其實就算現在沒事,估計等那男生醒了,念叨“啊我怎麽命這麽大沒有死”的時候,宿月也會被耳釘秋後算帳的警告一下子。
不過那是之後的事了。
其實如果不是監事z太負責,宿月倒無所謂吃警告。
違規這種事,宿月每次進遊戲都會發生,他早都已經習慣了。
上一位監事,也就是宿月那位好朋友辭職時,打印了宿月每次進遊戲的違規記錄。
居然打印出了一整盒印花抽紙,然後送給了宿月當做辭行禮物。
……
並不想回憶。
確保神力至少能保護男生一整天后,宿月掀開男生的衣服,查看他的傷口。
男生身上的傷有兩種。
一種是很平滑的,傷口邊緣很齊整的傷痕,看起來是非常鋒利非常快的刀片留下的傷口。
另外一種傷口粗糙野蠻,明顯是一種撕裂傷。
傷口分布在手臂上,腿上,差不多是要把男生的四肢全部斬斷的程度。
也就是他命大,現在還能四肢完整地躺在這兒。
宿月視線落向男生的右手,剛才他就發現,男生手裡一直攥著東西,但是在依瑪面前他不想拿。
現在他扳開男生的食指和中指,把那東西抽出來,發現是一張已經變形的金箔紙,被血徹底浸透。
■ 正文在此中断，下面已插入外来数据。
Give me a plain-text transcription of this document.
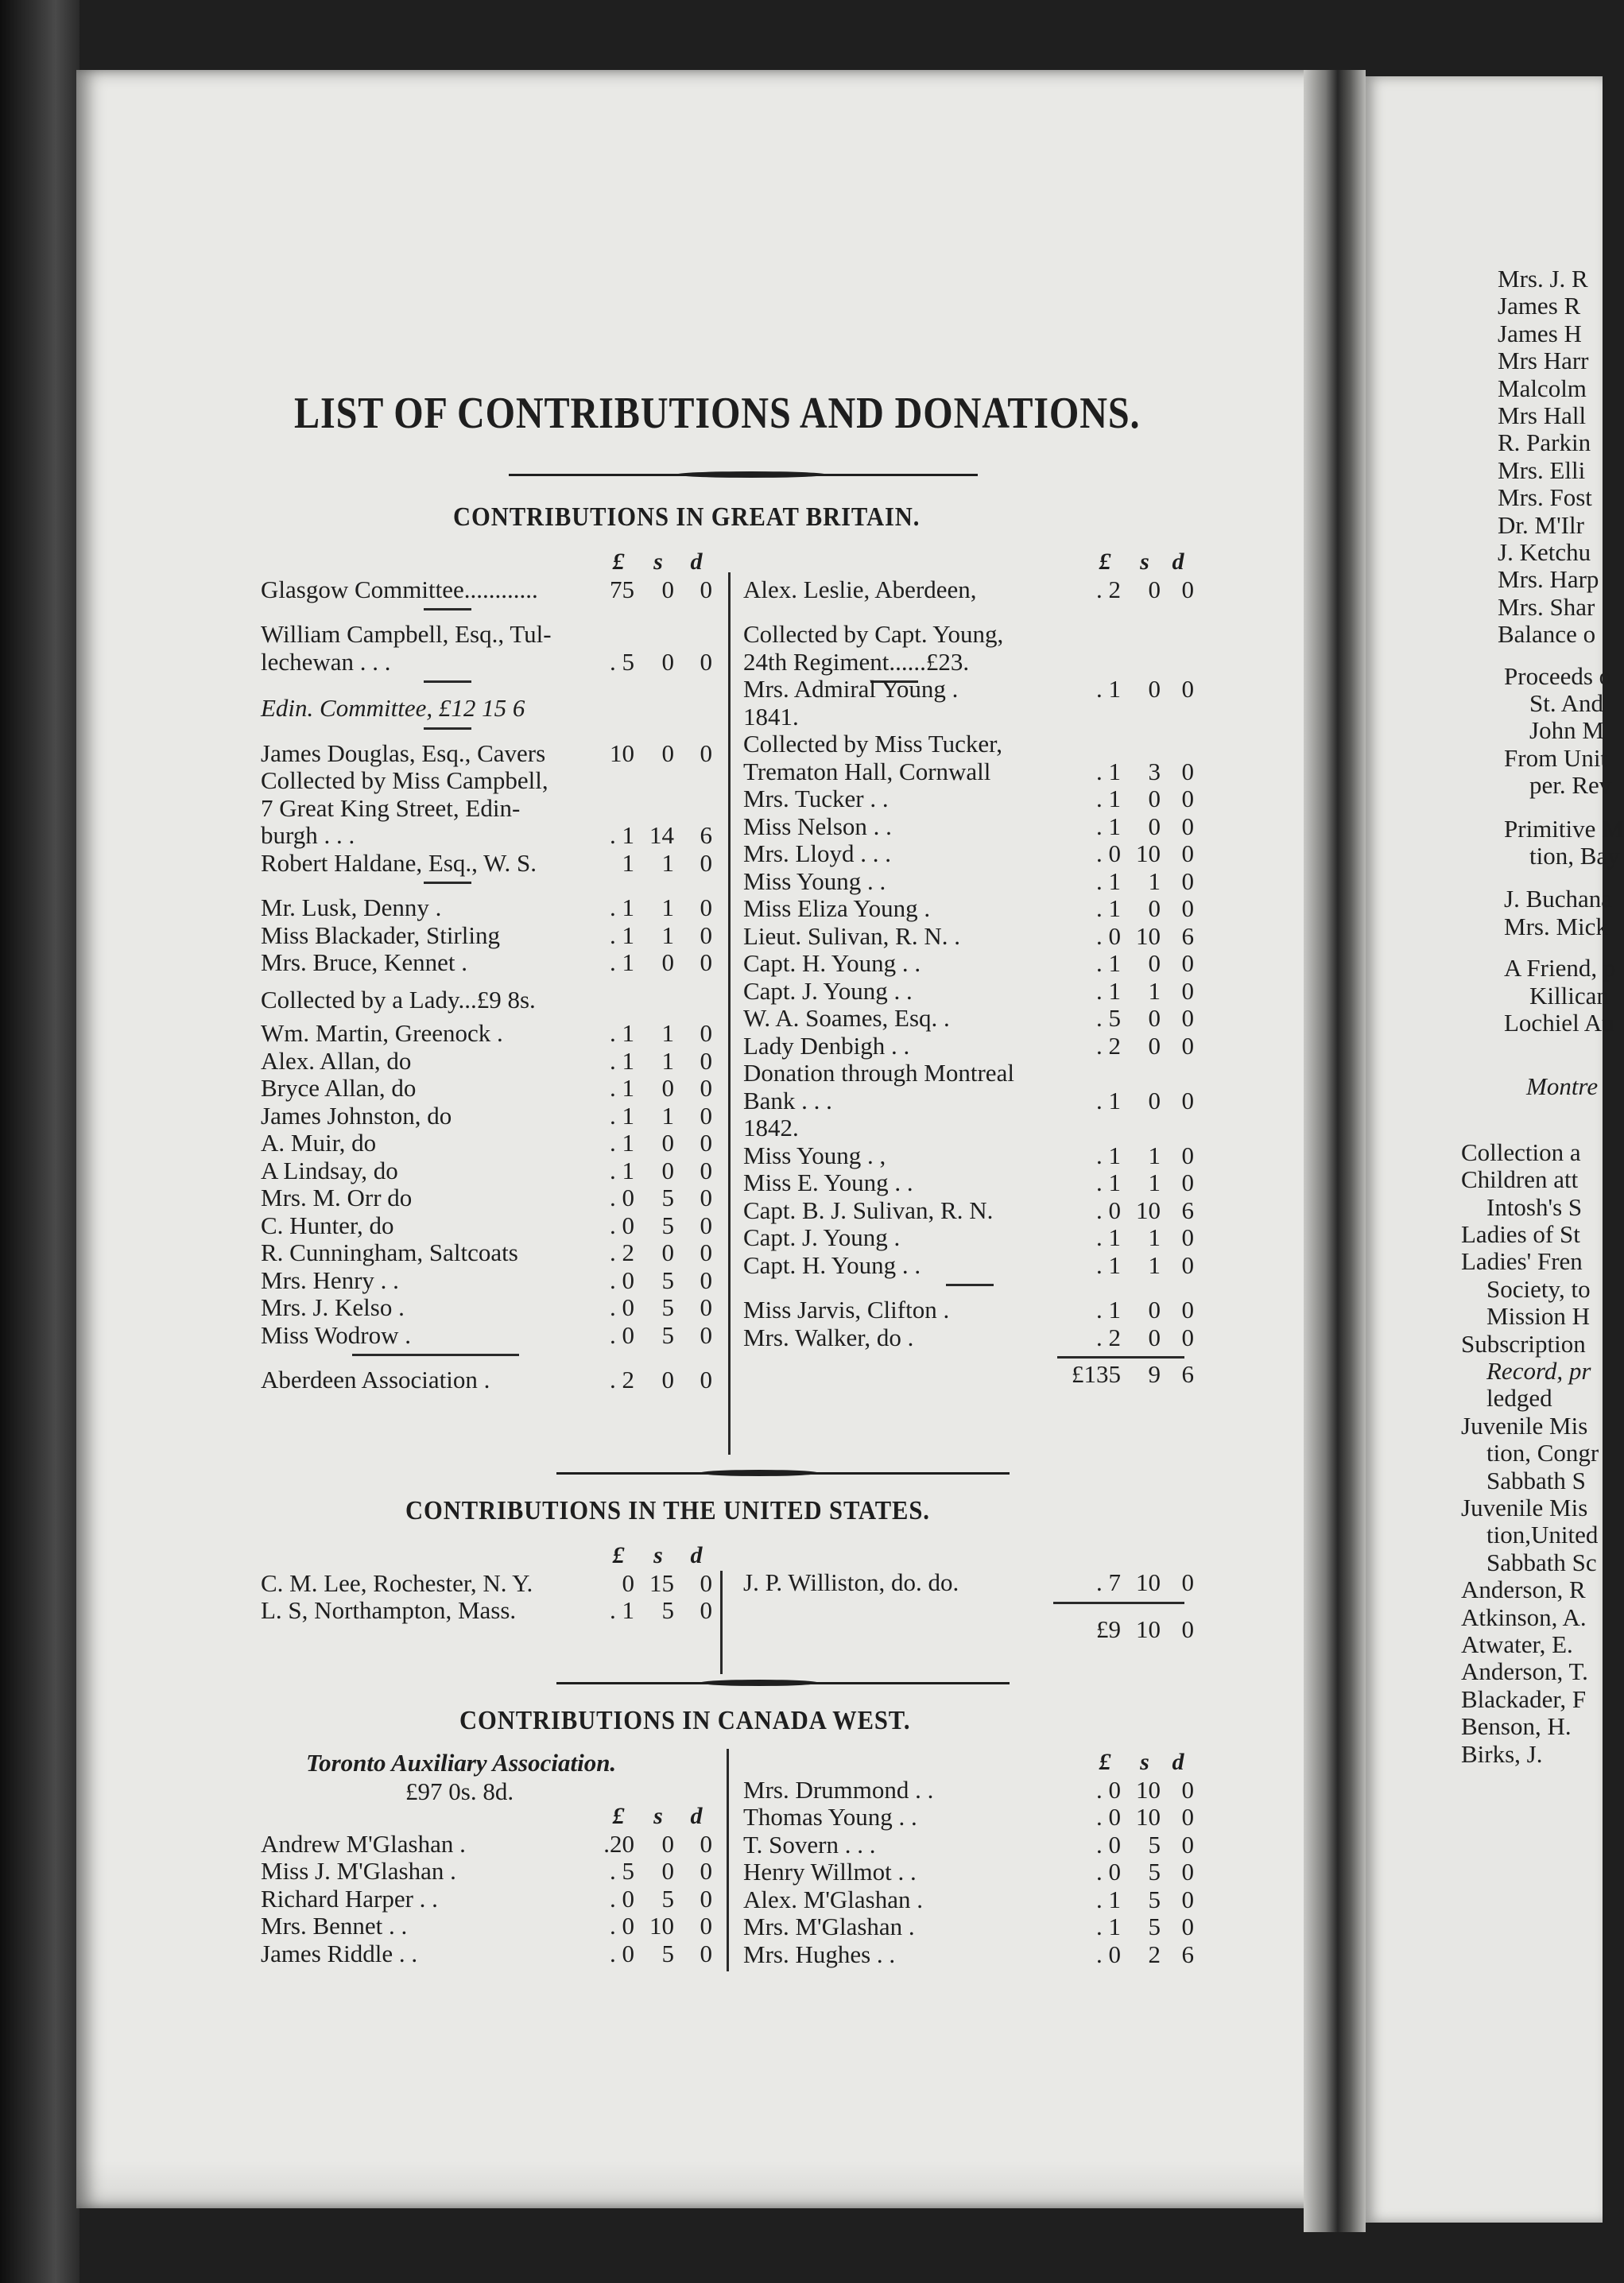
Mrs. J. R
James R
James H
Mrs Harr
Malcolm
Mrs Hall
R. Parkin
Mrs. Elli
Mrs. Fost
Dr. M'Ilr
J. Ketchu
Mrs. Harp
Mrs. Shar
Balance o
Proceeds o
St. And
John M
From Unit
per. Rev
Primitive M
tion, Bay
J. Buchana
Mrs. Mick
A Friend, p
Killican
Lochiel Au
Montre
Collection a
Children att
Intosh's S
Ladies of St
Ladies' Fren
Society, to
Mission H
Subscription
Record, pr
ledged
Juvenile Mis
tion, Congr
Sabbath S
Juvenile Mis
tion,United
Sabbath Sc
Anderson, R
Atkinson, A.
Atwater, E.
Anderson, T.
Blackader, F
Benson, H.
Birks, J.
LIST OF CONTRIBUTIONS AND DONATIONS.
CONTRIBUTIONS IN GREAT BRITAIN.
£	s	d
Glasgow Committee............	75	0	0
William Campbell, Esq., Tul-
lechewan . . .	. 5	0	0
Edin. Committee, £12 15 6
James Douglas, Esq., Cavers	10	0	0
Collected by Miss Campbell,
7 Great King Street, Edin-
burgh . . .	. 1 14	6
Robert Haldane, Esq., W. S.	1	1	0
Mr. Lusk, Denny .	. 1	1	0
Miss Blackader, Stirling	. 1	1	0
Mrs. Bruce, Kennet .	. 1	0	0
Collected by a Lady...£9 8s.
Wm. Martin, Greenock .	. 1	1	0
Alex. Allan, do	. 1	1	0
Bryce Allan, do	. 1	0	0
James Johnston, do	. 1	1	0
A. Muir, do	. 1	0	0
A Lindsay, do	. 1	0	0
Mrs. M. Orr do	. 0	5	0
C. Hunter, do	. 0	5	0
R. Cunningham, Saltcoats	. 2	0	0
Mrs. Henry . .	. 0	5	0
Mrs. J. Kelso .	. 0	5	0
Miss Wodrow .	. 0	5	0
Aberdeen Association .	. 2	0	0
£	s d
Alex. Leslie, Aberdeen,	. 2	0 0
Collected by Capt. Young,
24th Regiment......£23.
Mrs. Admiral Young .	. 1	0 0
1841.
Collected by Miss Tucker,
Trematon Hall, Cornwall	. 1	3 0
Mrs. Tucker . .	. 1	0 0
Miss Nelson . .	. 1	0 0
Mrs. Lloyd . . .	. 0 10 0
Miss Young . .	. 1	1 0
Miss Eliza Young .	. 1	0 0
Lieut. Sulivan, R. N. .	. 0 10 6
Capt. H. Young . .	. 1	0 0
Capt. J. Young . .	. 1	1 0
W. A. Soames, Esq. .	. 5	0 0
Lady Denbigh . .	. 2	0 0
Donation through Montreal
Bank . . .	. 1	0 0
1842.
Miss Young . ,	. 1	1 0
Miss E. Young . .	. 1	1 0
Capt. B. J. Sulivan, R. N.	. 0 10 6
Capt. J. Young .	. 1	1 0
Capt. H. Young . .	. 1	1 0
Miss Jarvis, Clifton .	. 1	0 0
Mrs. Walker, do .	. 2	0 0
£135	9 6
CONTRIBUTIONS IN THE UNITED STATES.
£	s	d
C. M. Lee, Rochester, N. Y.	0 15	0
L. S, Northampton, Mass.	. 1	5	0
J. P. Williston, do. do.	. 7 10 0
£9 10 0
CONTRIBUTIONS IN CANADA WEST.
Toronto Auxiliary Association.
£97 0s. 8d.
£	s	d
Andrew M'Glashan .	.20	0	0
Miss J. M'Glashan .	. 5	0	0
Richard Harper . .	. 0	5	0
Mrs. Bennet . .	. 0 10	0
James Riddle . .	. 0	5	0
£	s d
Mrs. Drummond . .	. 0 10 0
Thomas Young . .	. 0 10 0
T. Sovern . . .	. 0	5 0
Henry Willmot . .	. 0	5 0
Alex. M'Glashan .	. 1	5 0
Mrs. M'Glashan .	. 1	5 0
Mrs. Hughes . .	. 0	2 6
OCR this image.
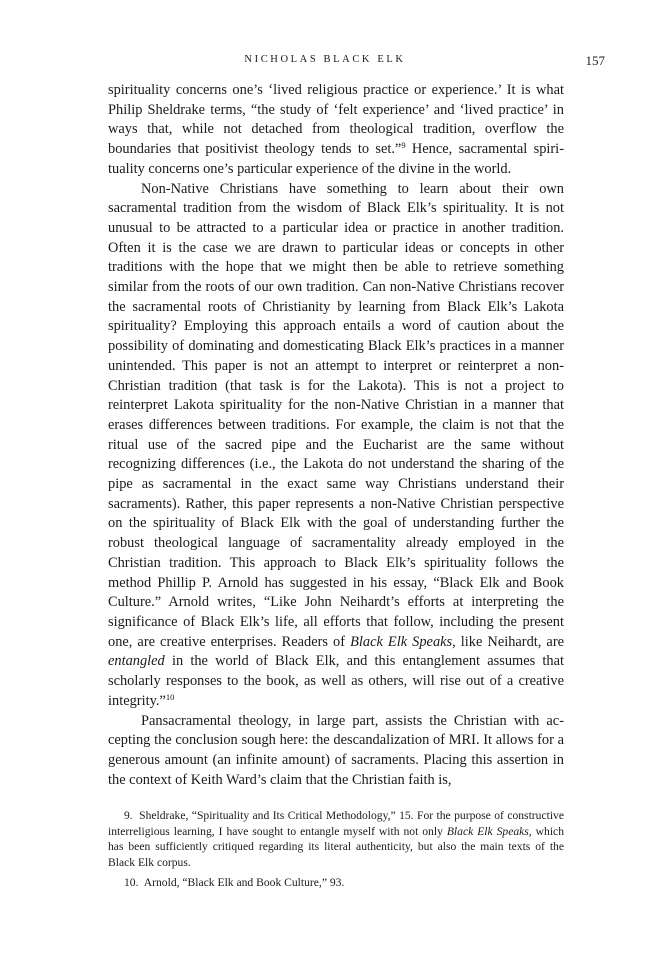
NICHOLAS BLACK ELK	157

spirituality concerns one’s ‘lived religious practice or experience.’ It is what Philip Sheldrake terms, “the study of ‘felt experience’ and ‘lived practice’ in ways that, while not detached from theological tradition, overflow the boundaries that positivist theology tends to set.”$^9$ Hence, sacramental spirituality concerns one’s particular experience of the divine in the world.

Non-Native Christians have something to learn about their own sacramental tradition from the wisdom of Black Elk’s spirituality. It is not unusual to be attracted to a particular idea or practice in another tradition. Often it is the case we are drawn to particular ideas or concepts in other traditions with the hope that we might then be able to retrieve something similar from the roots of our own tradition. Can non-Native Christians recover the sacramental roots of Christianity by learning from Black Elk’s Lakota spirituality? Employing this approach entails a word of caution about the possibility of dominating and domesticating Black Elk’s practices in a manner unintended. This paper is not an attempt to interpret or reinterpret a non-Christian tradition (that task is for the Lakota). This is not a project to reinterpret Lakota spirituality for the non-Native Christian in a manner that erases differences between traditions. For example, the claim is not that the ritual use of the sacred pipe and the Eucharist are the same without recognizing differences (i.e., the Lakota do not understand the sharing of the pipe as sacramental in the exact same way Christians understand their sacraments). Rather, this paper represents a non-Native Christian perspective on the spirituality of Black Elk with the goal of understanding further the robust theological language of sacramentality already employed in the Christian tradition. This approach to Black Elk’s spirituality follows the method Phillip P. Arnold has suggested in his essay, “Black Elk and Book Culture.” Arnold writes, “Like John Neihardt’s efforts at interpreting the significance of Black Elk’s life, all efforts that follow, including the present one, are creative enterprises. Readers of Black Elk Speaks, like Neihardt, are entangled in the world of Black Elk, and this entanglement assumes that scholarly responses to the book, as well as others, will rise out of a creative integrity.”$^{10}$

Pansacramental theology, in large part, assists the Christian with accepting the conclusion sough here: the descandalization of MRI. It allows for a generous amount (an infinite amount) of sacraments. Placing this assertion in the context of Keith Ward’s claim that the Christian faith is,

9. Sheldrake, “Spirituality and Its Critical Methodology,” 15. For the purpose of constructive interreligious learning, I have sought to entangle myself with not only Black Elk Speaks, which has been sufficiently critiqued regarding its literal authenticity, but also the main texts of the Black Elk corpus.

10. Arnold, “Black Elk and Book Culture,” 93.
造型是完全看不出來了,但是把金箔紙展開,能看到上面勒的印章。
-[天地銀行-路路通]
“是紙錢。”蒼咫說。
宿月點了點頭,紙扎的金條或者金元寶,看到這個他心裡就明白了。
這小子居然真的半夜跑出去了,還給自己帶了個紀念品回來。
一直到這一刻之前,宿月心裡都在懷疑這個男生是不是什麽藏龍臥虎的老手,雖然種種跡象都表明男生沒什麽斤兩。
但他總覺得,什麽都不知道還這麽莽,不至於吧?
直到看到這張紙錢。
宿月:“……”
算是真切體會到了人間那句“無知者無畏”,還有“貪小便宜吃大虧”。
不過這次吃的這虧也夠他受了。
其實宿月有一點不明白,那就是男生手裡隻拿了一張紙錢。
如果男生真的錯把紙錢當成真金條的話,不可能隻拿一張就回來。
所以這一切看起來都像是男生在外面剛拿了一張紙錢就受了襲擊,又被搬回了樓道裡,不知道是為了示威還是為了……保護?